Солнце припекало, Выхин мгновенно пропотел и, перейдя через дорогу следом за цепочкой бледнокожих туристов, нырнул за стеклянную дверь кафе «Грузия». Кажется, раньше на этом месте ютились однотипные металлические гаражи.
В кафе было прохладно, это главное. К тому же вкусно пахло жареным мясом, острыми специями, кофе. Из-за стойки выглянула женщина лет тридцати с хвостиком, показавшаяся Выхину знакомой. Она улыбнулась, спросила:
– Покушать хотите? – Затем улыбнулась еще шире – так улыбаются старым знакомым: – Ничего себе, это ты!

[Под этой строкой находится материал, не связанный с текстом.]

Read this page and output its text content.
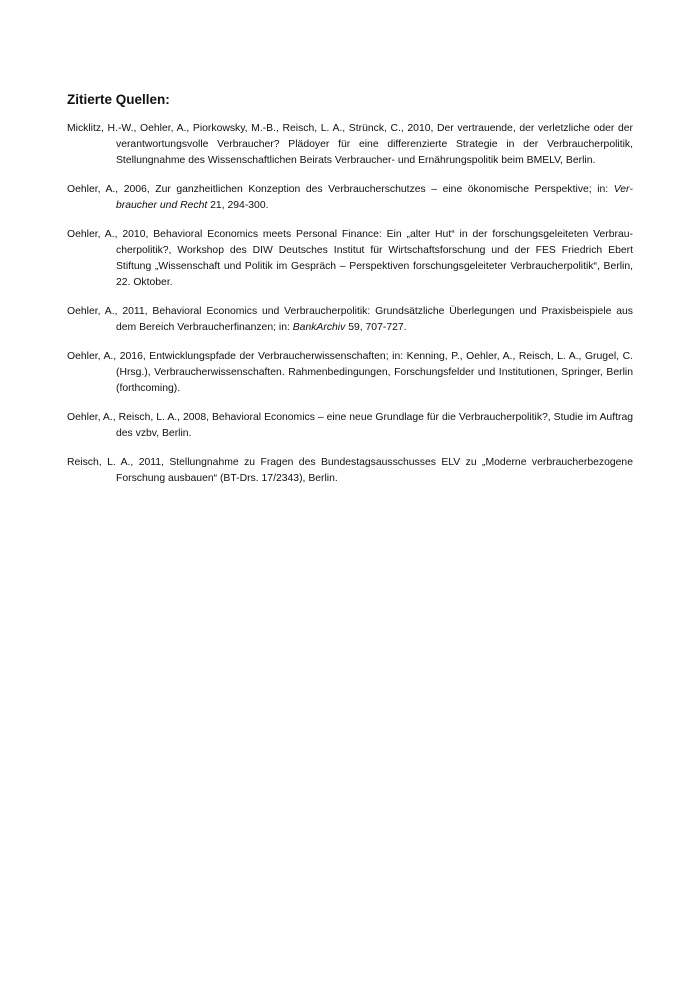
Zitierte Quellen:
Micklitz, H.-W., Oehler, A., Piorkowsky, M.-B., Reisch, L. A., Strünck, C., 2010, Der vertrauende, der verletzliche oder der verantwortungsvolle Verbraucher? Plädoyer für eine differenzierte Strategie in der Verbraucherpolitik, Stellungnahme des Wissenschaftlichen Beirats Verbraucher- und Ernährungspolitik beim BMELV, Berlin.
Oehler, A., 2006, Zur ganzheitlichen Konzeption des Verbraucherschutzes – eine ökonomische Perspektive; in: Verbraucher und Recht 21, 294-300.
Oehler, A., 2010, Behavioral Economics meets Personal Finance: Ein „alter Hut“ in der forschungsgeleiteten Verbraucherpolitik?, Workshop des DIW Deutsches Institut für Wirtschaftsforschung und der FES Friedrich Ebert Stiftung „Wissenschaft und Politik im Gespräch – Perspektiven forschungsgeleiteter Verbraucherpolitik“, Berlin, 22. Oktober.
Oehler, A., 2011, Behavioral Economics und Verbraucherpolitik: Grundsätzliche Überlegungen und Praxisbeispiele aus dem Bereich Verbraucherfinanzen; in: BankArchiv 59, 707-727.
Oehler, A., 2016, Entwicklungspfade der Verbraucherwissenschaften; in: Kenning, P., Oehler, A., Reisch, L. A., Grugel, C. (Hrsg.), Verbraucherwissenschaften. Rahmenbedingungen, Forschungsfelder und Institutionen, Springer, Berlin (forthcoming).
Oehler, A., Reisch, L. A., 2008, Behavioral Economics – eine neue Grundlage für die Verbraucherpolitik?, Studie im Auftrag des vzbv, Berlin.
Reisch, L. A., 2011, Stellungnahme zu Fragen des Bundestagsausschusses ELV zu „Moderne verbraucherbezogene Forschung ausbauen“ (BT-Drs. 17/2343), Berlin.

Он неопределенно шевельнул плечом, как обычно делал, если не знал, что ответить. Женщина же затараторила с типичным кавказским темпераментом, выскочив из-за стойки:
– Выхин! Лёва! Господи, как изменился-то! На лицо бы никогда не узнала, а вот по росту – зараз! Какой был богатырь, такой и остался! Хотя, вру, еще выше стал! Дай обниму, что ли!
Она полезла обниматься, от нее пахло тушеной капустой, а Выхин никак не мог вспомнить, где видел это красивое грузинское лицо с тонкими губами и большими черными глазами.
– Забыл, черт! – радостно сообщила она, отстраняясь. – Столько времени прошло, конечно! Маро, ну? Маро из соседнего двора. Тили-тили-тесто, жених и невеста, такие дела. Помнишь?
Он вдруг почувствовал февральскую прохладу, тонкий лед под ногами и мутную реку, лениво тащившую скопившуюся зимнюю грязь сквозь лес. У берега вода была радужного цвета. Кое-где рябью плавали веточки и гнилые листья. А на льду стояла грузинская девочка с камнями, зажатыми в кулачках. Уже тогда у Маро были такие же большие красивые глаза.
Невеста Капустина, как ее называли в шутку. Обещали поженить, когда дорастет. В двухтысячном Маро было одиннадцать. Вместе со своим старшим братом она неотступно бегала в компании местных пацанов по дворам и с неуемной старательностью копировала за ними все подряд.
Выхин начисто о ней забыл, а сейчас вот вспомнил. Будто открылась в голове неприметная шкатулка, выпустившая на волю облако воспоминаний: то были запахи, ощущения, детали, эмоции.
Видимо, сейчас Выхин выглядел слишком ошарашенным, потому что Маро звонко захохотала, взяла его за плечи и повела, не терпя возражений, в глубину пустого зала, мимо столиков, укрытых зелеными скатертями. Усадила на диванчик у окна, хлопнула о стол ламинированным меню.
– Заказывай, дорогой. Покушаешь, тогда голова заработает. А то будто спросонья. У нас отличные завтраки. Омлет хочешь с сосисками? Или жареная свинина. Еще курица есть с хрустящей корочкой, закачаешься! Что заказать?
– Кофе, – выдавил он, не успевая справляться с эмоциями. – Давайте сначала кофе и яичницу, что ли… И еще что-нибудь горячее, из закусок.
– Гренки с сыром, – сообщила Маро. – Немного вина с утра, а? Настоящего, грузинского.
Выхин кивнул. Маро упорхнула через зал, за стеклянную перегородку, откуда доносились запахи еды и лилась грузинская музыка.
Вспомнил кое-что еще. Одиннадцатилетняя Маро швыряла в него камешки и называла жирным, как все в их компании. Она же протянула Капустину металлический кусок трубы и сказала (Выхин точно воспроизвел в голове грузинские шипящие согласные, разорвавшие морозный воздух): «Выщиби ему зубы, штоб не болтал разного».
Но прошло девятнадцать лет. Маро выросла и стала другой. Люди меняются. Почти всегда.
Взрослая Маро вернулась с подносом, поставила перед Выхиным тарелку с яичницей, бокал вина, уложила столовые приборы, несколько кусочков черного хлеба, а потом села на диван напротив, сложив руки на столе.
– Господи, ты так изменился! – повторила она. – Слов нет. Смотрю на тебя и понимаю, как быстро бежит время. И как оно меняет людей.